Предки Барбары из народа гэдоа, в набедренных повязках и с ожерельями из ракушек на груди, жили в мангровых лесах Северных Территорий в местности Баралула. Они были охотники и собиратели растений. Мужчины били рыбу трезубцем, женщины ловили ее на крючок. В тех местах произрастало много ядовитых и одурманивающих растений, их кипятили или другими способами обезвреживали перед употреблением в пищу. Иногда этими растениями, измельченными и брошенными в пруд, травили птиц, рыбу, австралийских эму, но в памяти людей не сохранилось ни одного случая, когда бы в отраву окунали наконечник копья, с которым шли на животных .

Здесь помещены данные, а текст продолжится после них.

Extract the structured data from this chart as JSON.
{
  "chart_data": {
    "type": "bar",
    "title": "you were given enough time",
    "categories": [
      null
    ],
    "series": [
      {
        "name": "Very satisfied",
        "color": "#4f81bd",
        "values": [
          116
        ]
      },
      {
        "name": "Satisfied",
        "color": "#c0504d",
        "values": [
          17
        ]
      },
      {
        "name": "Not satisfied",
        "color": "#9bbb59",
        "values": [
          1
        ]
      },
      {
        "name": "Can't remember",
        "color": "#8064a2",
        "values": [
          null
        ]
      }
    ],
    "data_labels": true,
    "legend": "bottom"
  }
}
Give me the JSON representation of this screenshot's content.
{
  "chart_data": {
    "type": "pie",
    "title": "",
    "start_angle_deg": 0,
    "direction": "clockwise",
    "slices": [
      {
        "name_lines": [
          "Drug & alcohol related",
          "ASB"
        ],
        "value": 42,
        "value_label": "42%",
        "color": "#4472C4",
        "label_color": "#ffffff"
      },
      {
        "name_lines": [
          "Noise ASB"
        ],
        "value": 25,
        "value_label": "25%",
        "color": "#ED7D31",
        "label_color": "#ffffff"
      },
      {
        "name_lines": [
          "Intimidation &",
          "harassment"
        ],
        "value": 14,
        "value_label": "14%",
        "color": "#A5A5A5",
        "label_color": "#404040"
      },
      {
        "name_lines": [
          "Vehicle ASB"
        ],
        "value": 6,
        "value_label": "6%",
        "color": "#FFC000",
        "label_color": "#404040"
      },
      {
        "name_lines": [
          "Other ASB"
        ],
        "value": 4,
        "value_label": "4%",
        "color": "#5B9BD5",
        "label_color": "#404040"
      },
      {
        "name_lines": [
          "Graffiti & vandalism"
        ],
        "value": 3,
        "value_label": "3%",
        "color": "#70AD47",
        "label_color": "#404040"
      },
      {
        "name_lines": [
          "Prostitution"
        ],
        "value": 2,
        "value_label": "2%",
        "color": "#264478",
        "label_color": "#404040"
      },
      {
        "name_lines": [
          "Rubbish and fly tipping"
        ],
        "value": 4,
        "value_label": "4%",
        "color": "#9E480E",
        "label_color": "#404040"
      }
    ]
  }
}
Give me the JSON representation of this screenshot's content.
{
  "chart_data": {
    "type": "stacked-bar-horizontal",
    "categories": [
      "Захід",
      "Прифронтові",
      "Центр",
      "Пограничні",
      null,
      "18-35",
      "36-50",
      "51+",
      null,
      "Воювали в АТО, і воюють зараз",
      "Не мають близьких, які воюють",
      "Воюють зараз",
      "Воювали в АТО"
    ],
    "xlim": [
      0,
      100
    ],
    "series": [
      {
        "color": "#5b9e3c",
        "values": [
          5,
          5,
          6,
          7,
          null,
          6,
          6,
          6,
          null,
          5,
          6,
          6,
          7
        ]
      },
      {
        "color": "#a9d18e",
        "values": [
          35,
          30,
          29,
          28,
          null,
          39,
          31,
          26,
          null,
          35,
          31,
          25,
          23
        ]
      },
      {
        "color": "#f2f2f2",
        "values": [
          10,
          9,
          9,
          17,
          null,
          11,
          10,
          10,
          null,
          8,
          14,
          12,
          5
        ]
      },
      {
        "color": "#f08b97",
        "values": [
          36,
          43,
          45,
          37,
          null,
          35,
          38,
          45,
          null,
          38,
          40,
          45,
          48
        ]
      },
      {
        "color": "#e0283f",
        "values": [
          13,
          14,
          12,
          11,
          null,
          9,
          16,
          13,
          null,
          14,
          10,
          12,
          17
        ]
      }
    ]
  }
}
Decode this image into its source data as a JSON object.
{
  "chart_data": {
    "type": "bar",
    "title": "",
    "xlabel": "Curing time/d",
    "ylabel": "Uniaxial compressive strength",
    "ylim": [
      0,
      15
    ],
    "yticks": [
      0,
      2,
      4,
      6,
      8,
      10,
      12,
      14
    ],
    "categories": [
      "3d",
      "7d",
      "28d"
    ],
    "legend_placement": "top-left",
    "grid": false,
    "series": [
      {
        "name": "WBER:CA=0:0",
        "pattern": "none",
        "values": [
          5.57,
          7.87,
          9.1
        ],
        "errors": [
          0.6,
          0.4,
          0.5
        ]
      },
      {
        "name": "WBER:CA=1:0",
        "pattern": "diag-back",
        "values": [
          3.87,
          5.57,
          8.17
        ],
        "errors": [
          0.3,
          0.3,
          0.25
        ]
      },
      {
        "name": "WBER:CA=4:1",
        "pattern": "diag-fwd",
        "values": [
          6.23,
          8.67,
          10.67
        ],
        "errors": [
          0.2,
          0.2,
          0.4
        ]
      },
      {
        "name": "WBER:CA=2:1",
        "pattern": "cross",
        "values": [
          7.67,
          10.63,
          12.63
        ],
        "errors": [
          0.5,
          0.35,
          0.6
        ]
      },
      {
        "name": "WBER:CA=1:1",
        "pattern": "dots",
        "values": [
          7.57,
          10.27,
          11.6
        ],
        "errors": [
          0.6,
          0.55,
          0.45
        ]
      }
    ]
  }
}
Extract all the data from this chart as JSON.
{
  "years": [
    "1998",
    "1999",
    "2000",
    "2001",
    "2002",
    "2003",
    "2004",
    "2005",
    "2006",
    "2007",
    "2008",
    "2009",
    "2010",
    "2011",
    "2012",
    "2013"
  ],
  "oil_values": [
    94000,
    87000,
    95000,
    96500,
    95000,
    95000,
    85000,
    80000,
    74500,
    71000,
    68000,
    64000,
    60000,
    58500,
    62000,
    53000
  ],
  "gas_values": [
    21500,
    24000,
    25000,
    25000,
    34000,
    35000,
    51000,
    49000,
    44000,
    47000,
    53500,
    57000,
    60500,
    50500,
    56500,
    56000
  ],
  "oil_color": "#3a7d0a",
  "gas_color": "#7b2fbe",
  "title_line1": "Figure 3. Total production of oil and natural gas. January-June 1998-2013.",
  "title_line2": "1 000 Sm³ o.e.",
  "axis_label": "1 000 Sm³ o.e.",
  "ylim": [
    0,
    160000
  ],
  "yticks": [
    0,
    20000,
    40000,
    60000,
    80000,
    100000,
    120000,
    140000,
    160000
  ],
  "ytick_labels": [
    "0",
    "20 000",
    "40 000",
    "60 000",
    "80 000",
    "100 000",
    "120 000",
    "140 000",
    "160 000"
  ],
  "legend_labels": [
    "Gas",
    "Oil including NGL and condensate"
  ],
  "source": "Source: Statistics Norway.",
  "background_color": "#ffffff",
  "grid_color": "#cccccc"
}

В жизни аборигенов все перевернулось с началом европейской колонизации. Белый человек мог увести из хижины любого ребенка, который ему приглянулся. Подразумевалось, он даст ребенку образование и вернет семье. Аборигены не подозревали, что прощаются с ребенком навсегда. Мать Барбары, тогда восьмилетнюю девочку, тоже отняли у родителей, и она, как все другие дети гэдоа, к отцу и матери больше не вернулась. Со временем мама Барбары вышла замуж за шотландского переселенца, родила ему четверых. Барбара, одна из них, очень скоро ощутила себя частью своей матери. Эта ее часть «все время хотела узнать свои корни». Она не сразу осознала, почему после смерти матери благонамеренный и тихий отец был в постоянной вражде с чиновниками. Только потом ей рассказали, как власти пытались отобрать у отца «коричневых детей».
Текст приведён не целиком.